Tuesday, April 01, 2025

It’s Complicated

 It's complicated on many fronts. Many.


First, I am still married to my S2BX (Soon to be ex) and although he says he's done, his actions are nothing but holding on to this dead horse of a marriage for dear life. I'm now having to breakdown the disintegration of this marriage into two pieces: child custody and assets. (more on that later)


Second, I have a teenager who has been an only child all his life. To have a step brother or sister that would take attention of his mother, during a contentious divorce, is not going to be conducive to his emotional health as he navigates the challenges of puberty. 


Third, I am a mother of advanced age. A geriatric pregnancy, so to speak. My first pregnancy was also a geriatric pregnancy, which didn't end well, as my son ended up spending 4 months in the NICU for being born too early. I was told by my obstetrician to make sure I check myself into hospital the next time I get pregnant - if I am planning to - in order to prevent me going into pre-term labour. 


And last, but not least, Nick and I do not live on the same continent, let alone same country, same house. We would need to travel to each other's countries to spend any time together as a family, which needs to also include my teenage son (second complication). If I'm on hospital bed rest, he will need to visit me during my pregnancy, and fly in for the scheduled birth (if I don't go into preterm labour, like before).  I'm not sure how many times he could come over if there are multiple false alarms before the baby is born.


Statistically, being pregnant and delivering a healthy baby in one's fifties is about as rare as a mid-air plane collision. It happens, but not as much. Certainly not as much as how Mayday Air Disasters would have us believe. There's been some celebrities giving birth in their 50s, but it's so rare that it is more than newsworthy. 

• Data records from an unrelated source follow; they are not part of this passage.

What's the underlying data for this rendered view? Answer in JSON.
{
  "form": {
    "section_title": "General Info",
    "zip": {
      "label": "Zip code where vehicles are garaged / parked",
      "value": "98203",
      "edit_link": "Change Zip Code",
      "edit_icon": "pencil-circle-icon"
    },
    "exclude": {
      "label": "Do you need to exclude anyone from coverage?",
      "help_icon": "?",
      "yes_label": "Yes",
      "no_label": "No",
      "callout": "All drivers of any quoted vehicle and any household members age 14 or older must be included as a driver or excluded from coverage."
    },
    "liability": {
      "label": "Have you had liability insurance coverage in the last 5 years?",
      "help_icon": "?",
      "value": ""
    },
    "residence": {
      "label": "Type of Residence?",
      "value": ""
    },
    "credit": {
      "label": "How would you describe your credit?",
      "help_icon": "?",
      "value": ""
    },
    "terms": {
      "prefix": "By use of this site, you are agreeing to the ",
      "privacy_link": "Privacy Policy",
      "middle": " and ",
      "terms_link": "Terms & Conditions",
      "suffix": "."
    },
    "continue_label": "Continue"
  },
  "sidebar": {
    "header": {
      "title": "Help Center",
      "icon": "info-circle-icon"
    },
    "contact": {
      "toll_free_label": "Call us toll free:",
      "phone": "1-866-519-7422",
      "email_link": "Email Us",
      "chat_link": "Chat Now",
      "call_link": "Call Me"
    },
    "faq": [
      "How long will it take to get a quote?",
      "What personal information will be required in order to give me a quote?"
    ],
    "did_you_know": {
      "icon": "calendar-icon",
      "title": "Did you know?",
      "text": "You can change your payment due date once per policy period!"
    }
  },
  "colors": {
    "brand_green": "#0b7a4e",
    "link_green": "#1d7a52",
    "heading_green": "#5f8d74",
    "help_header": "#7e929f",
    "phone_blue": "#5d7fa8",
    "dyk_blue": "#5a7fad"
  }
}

But the desire to procreate is a deep, human desire, our raison d'être, that is baked into each of our cells through our DNA. We want to make babies. Lots of babies. And evolution has given us the most pleasurable, and addictive way to do so. That dopamine high during orgasm gets compared to addictive drugs like heroin and meth. Hell, there's even a 12 step recovery program for those that are addicted to the act of procreation. 


For now, Nick and I will continue in our irresponsible manner and pretend we are procreating, knowing that our chances are extremely low under our health and age circumstances. But it doesn't stop me from making many many AI babies using our pictures and dream of a little brood that will never be.